FILSAFAT, Bulir.id – Yunani sering disebut sebagai tempat lahirnya peradaban Barat adalah tempat pembelajaran dan inovasi di dunia kuno. Orang-orang Yunani mempelajari ilmu pengetahuan (dengan bidang-bidang seperti geometri, astronomi, dan kedokteran yang berakar di sana), menulis sastra dan drama (beberapa di antaranya masih dipuja hingga sekarang).
Yunani juga bahkan memiliki pemerintahan yang demokratis (dan secara umum dianggap sebagai salah satu contoh awal demokrasi). Namun, meskipun bangsa Yunani unggul dalam banyak hal, gaya memerintah mereka juga menuai reaksi keras dari tokoh-tokoh penting seperti Sokrates.
Demokrasi Langsung atau Perwakilan
Demokrasi adalah bentuk pemerintahan di mana kekuasaan berada di tangan rakyat. Bentuknya bisa berupa dua bentuk utama: demokrasi langsung (warga negara membuat keputusan sendiri) atau demokrasi perwakilan (pejabat terpilih membuat keputusan atas nama warga negara).
Sebagian besar negara demokrasi modern beroperasi dengan beberapa bentuk demokrasi perwakilan seperti Amerika Serikat, Jerman, dan Inggris. Namun, Yunani kuno memiliki demokrasi langsung; warga negara memiliki peran langsung dan aktif dalam pemerintahan, tetapi hal ini lebih mudah dilakukan pada masa itu dibandingkan saat ini karena negara kota Yunani membuat populasi lebih kecil, dan definisi ‘warga negara’ lebih eksklusif.
Kritik Sokrates Terhadap Demokrasi
Sokrates adalah seorang filsuf dari Athena pada abad kelima sebelum Masehi, dan ia menjadi salah satu pemikir paling terkenal pada masanya. Meskipun ia tidak meninggalkan karya tulisnya, murid-muridnya menjaga warisannya tetap hidup, dan pengaruhnya bergema hingga kini.
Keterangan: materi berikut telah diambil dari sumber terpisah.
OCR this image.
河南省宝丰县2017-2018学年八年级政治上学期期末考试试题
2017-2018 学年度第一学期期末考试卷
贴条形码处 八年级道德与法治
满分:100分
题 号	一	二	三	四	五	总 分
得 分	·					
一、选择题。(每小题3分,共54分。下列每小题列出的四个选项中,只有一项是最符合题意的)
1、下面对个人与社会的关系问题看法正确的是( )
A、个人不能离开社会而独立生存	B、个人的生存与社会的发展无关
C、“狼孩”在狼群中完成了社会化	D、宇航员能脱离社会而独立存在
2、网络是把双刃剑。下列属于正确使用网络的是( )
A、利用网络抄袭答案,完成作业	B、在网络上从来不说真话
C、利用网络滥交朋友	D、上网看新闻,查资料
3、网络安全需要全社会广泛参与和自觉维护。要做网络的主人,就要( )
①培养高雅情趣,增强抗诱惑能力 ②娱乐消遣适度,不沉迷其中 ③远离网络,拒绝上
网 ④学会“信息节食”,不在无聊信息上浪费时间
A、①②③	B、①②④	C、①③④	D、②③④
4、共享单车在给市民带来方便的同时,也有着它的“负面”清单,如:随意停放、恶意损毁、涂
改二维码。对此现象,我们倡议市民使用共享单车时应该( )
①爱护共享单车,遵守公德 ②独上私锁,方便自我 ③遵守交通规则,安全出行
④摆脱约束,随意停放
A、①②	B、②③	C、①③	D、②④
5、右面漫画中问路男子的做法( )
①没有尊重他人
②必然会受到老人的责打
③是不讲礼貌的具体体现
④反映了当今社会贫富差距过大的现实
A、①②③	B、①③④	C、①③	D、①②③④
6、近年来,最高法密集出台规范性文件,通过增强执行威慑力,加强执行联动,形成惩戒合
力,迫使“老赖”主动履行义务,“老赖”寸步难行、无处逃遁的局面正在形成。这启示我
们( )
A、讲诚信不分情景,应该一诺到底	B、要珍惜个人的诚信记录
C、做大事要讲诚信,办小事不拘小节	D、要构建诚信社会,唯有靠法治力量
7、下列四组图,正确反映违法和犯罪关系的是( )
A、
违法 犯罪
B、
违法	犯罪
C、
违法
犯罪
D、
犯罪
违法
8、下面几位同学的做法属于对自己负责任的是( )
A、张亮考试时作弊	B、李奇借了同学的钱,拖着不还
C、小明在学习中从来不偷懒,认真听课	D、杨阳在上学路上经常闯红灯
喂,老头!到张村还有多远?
Dia paling dikenal karena gaya mengajarnya yang sekarang dikenal sebagai Metode Sokrates, di mana suasana diskusi tanya-jawab dikembangkan untuk merangsang pemikiran kritis. Sokrates percaya bahwa seseorang harus skeptis terhadap segala sesuatu, dan dia mempraktikkan apa yang dia ajarkan mengenai demokrasi.
Sokrates adalah seorang kritikus yang lantang terhadap pemerintah Athena. Dua kritik terbesarnya terhadap demokrasi adalah mengenai kurangnya pengetahuan yang dimiliki oleh penguasa mayoritas dan potensi demagog.
Kekhawatiran Tentang Aturan Mayoritas
Bayangkan Anda akan melakukan perjalanan laut. Ini akan menjadi perjalanan yang panjang, lautan bisa saja badai, dan perjalanan itu berbahaya. Siapa yang Anda inginkan untuk mengambil keputusan, siapa pun di kapal atau kapten yang sudah terlatih? Mungkin sang kapten.
Meskipun banyak orang memandang demokrasi sebagai bentuk pemerintahan yang ideal karena memberikan warga negara suara, baik melalui tindakan mereka sendiri maupun yang mereka pilih. Sokrates percaya bahwa ini tidak sebaik yang terlihat.
Dengan menggunakan kasus yang mirip dengan kisah kapal, ia berpendapat bahwa memberikan suara, baik secara langsung maupun untuk perwakilan, membutuhkan keterampilan dan kebijaksanaan yang tidak dimiliki semua orang. Dengan memberikan kepada orang-orang yang tidak memiliki keterampilan atau kemampuan dapat menyebabkan kehancuran masyarakat.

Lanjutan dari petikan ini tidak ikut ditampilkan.